Projekt Wasserkante Büsum
Küstenschutzmassnahmen in Büsum
Strand
Landesbetrieb Küstenschutz Schleswig-Holstein
Küstenschutz
Büsum
 
 

Für ein sicheres Leben an der Küste



Weltnaturerbe Wattenmeer - aber so friedlich sieht es nicht immer vor den Deichen aus.

Am 1. Januar 2008 startete der Landesbetrieb für Küstenschutz, Nationalpark und Meeresschutz (LKN-SH) seinen Betrieb. Der Landesbetrieb in der Rechtsform eines Landesamtes als Landesoberbehörde ist nachgeordnete Behörde des Ministeriums für Landwirtschaft, Umwelt und ländliche Räume (MLUR) des Landes Schleswig-Holstein.

Der LKN-SH ist der Dienstleister Schleswig-Holsteins für den Küstenschutz an Nord- und Ostsee mit seinen vorgelagerten Inseln und Halligen, für den Nationalpark Schleswig-Holsteinisches Wattenmeer, den Hochwasserschutz an der Elbe, die Gefahrenabwehr und Gewässerunterhaltung auf den Gewässern I. Ordnung und für Bau, Betrieb, Verwaltung und Instandhaltung der landeseigenen Häfen mit einem gewässerkundlichen Mess- und Beobachtungsdienst sowie einem zentralen Wach- und Warndienst der Wasserwirtschaft. Der LKN-SH ist Küstenschutzbehörde, Hafenbehörde und für den Nationalpark auch Naturschutzbehörde.

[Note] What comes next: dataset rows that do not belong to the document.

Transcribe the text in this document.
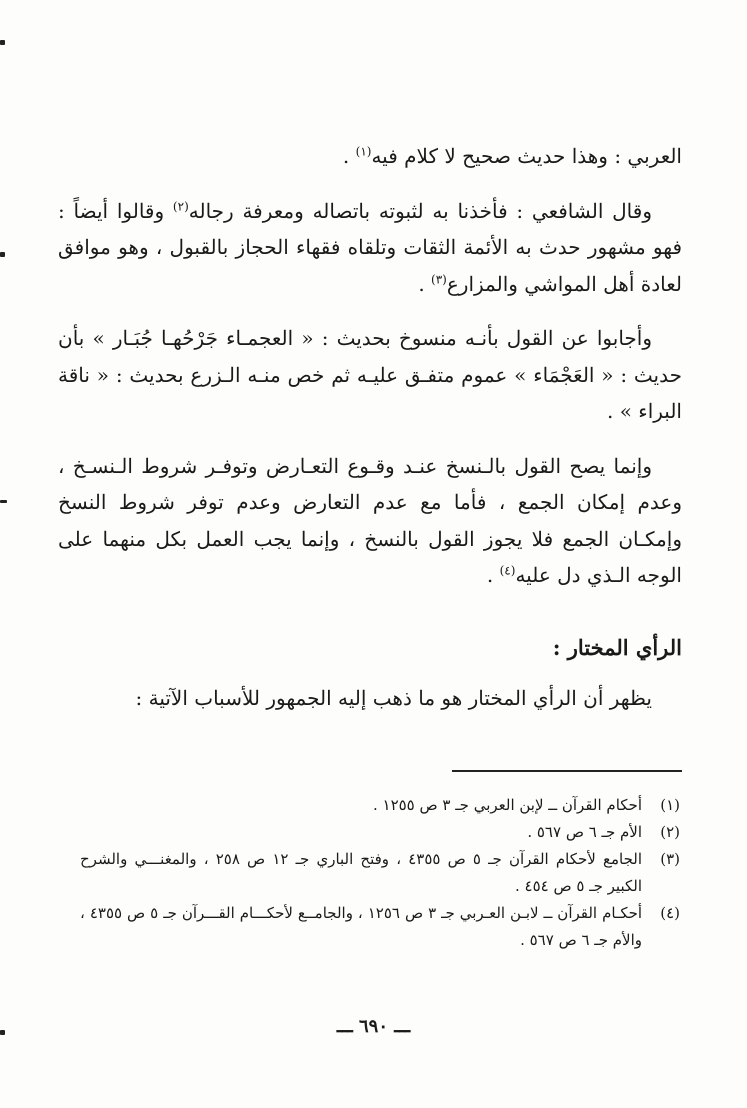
العربي : وهذا حديث صحيح لا كلام فيه$^{(١)}$ .

وقال الشافعي : فأخذنا به لثبوته باتصاله ومعرفة رجاله$^{(٢)}$ وقالوا أيضاً : فهو مشهور حدث به الأئمة الثقات وتلقاه فقهاء الحجاز بالقبول ، وهو موافق لعادة أهل المواشي والمزارع$^{(٣)}$ .

وأجابوا عن القول بأنـه منسوخ بحديث : « العجمـاء جَرْحُهـا جُبَـار » بأن حديث : « العَجْمَاء » عموم متفـق عليـه ثم خص منـه الـزرع بحديث : « ناقة البراء » .

وإنما يصح القول بالـنسخ عنـد وقـوع التعـارض وتوفـر شروط الـنسـخ ، وعدم إمكان الجمع ، فأما مع عدم التعارض وعدم توفر شروط النسخ وإمكـان الجمع فلا يجوز القول بالنسخ ، وإنما يجب العمل بكل منهما على الوجه الـذي دل عليه$^{(٤)}$ .

الرأي المختار :

يظهر أن الرأي المختار هو ما ذهب إليه الجمهور للأسباب الآتية :

(١)
أحكام القرآن ــ لإبن العربي جـ ٣ ص ١٢٥٥ .

(٢)
الأم جـ ٦ ص ٥٦٧ .

(٣)
الجامع لأحكام القرآن جـ ٥ ص ٤٣٥٥ ، وفتح الباري جـ ١٢ ص ٢٥٨ ، والمغنـــي والشرح الكبير جـ ٥ ص ٤٥٤ .

(٤)
أحكـام القرآن ــ لابـن العـربي جـ ٣ ص ١٢٥٦ ، والجامــع لأحكـــام القـــرآن جـ ٥ ص ٤٣٥٥ ، والأم جـ ٦ ص ٥٦٧ .

ـــ ٦٩٠ ـــ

Der LKN sichert das Leben und das Eigentum der Menschen in den Küstengebieten im Einflussbereich von Nord- und Ostsee
und schützt das Wattenmeer in seiner natürlichen Dynamik.

Über 300.000 Einwohner Schleswig-Holsteins wohnen in potenziell überflutungsgefährdeten Gebieten. Etwa 365 Kilometer Landesschutzdeiche an der Nordsee und der Elbe sowie 70 Kilometer an der Ostsee schützen diese. Auf der Grundlage des "Generalplanes Küstenschutz", der alle zehn bis 15 Jahre aktualisiert wird, investieret das Land jährlich 40 Millionen Euro für ein sicheres Leben an unseren Küsten. Mit leistungsfähigen Bauunternehmen verstärket es die Deiche oder baut Küstenschutz-, Hafen- und Sperrwerksanlagen. Als Küstenschutzbehörde ist das LKN zuständig für Aufsicht und Zulassung von Baumaßnahmen und Nutzungen an den Küsten von Nord- und Ostsee, an der Schlei sowie an der zweiten Deichlinie.

Küstenschutzanlagen, Häfen und Sperrwerke erfüllen ihre Aufgaben nur, wenn sie in gutem Zustand sind. Nicht nur auf den Inseln und Halligen sind erfahrene und zupackende Mitarbeiterinnen und Mitarbeiter erforderlich, die die lokalen Gegebenheiten kennen und bei Sturmfluten sofort handeln können. Mit vier Baubezirken an der Nordsee und einem an der Ostsee sorgen das LKN dafür, dass Deiche und Deckwerke, Dämme zu den Halligen und Sperrwerke regelmäßig gewartet werden und dass die Häfen schiffbar bleiben. Dafür setzt es eigene Schiffe ein. Auch das Schiff des Landesamtes für Natur und Umwelt wird von ihm bereedert. Für die Arbeiten wird schweres Gerät eingesetzt, welches in unseren Werkstätten in Husum und im Meldorfer Hafen von erfahrenen Fachleuten einsatzbereit gehalten wird. Trotz Einsatz moderner Maschinen bleibt viel Handarbeit: beim Lahnungsbau im Vorland, der Entsorgung von Treibsel am Deich oder in besonderen Fällen bei der Bergung von Tierkadavern und Ölresten. Regelmäßig üben wir die Bekämpfung von Schadstoffunfällen mit umfangreichem technischen Gerät.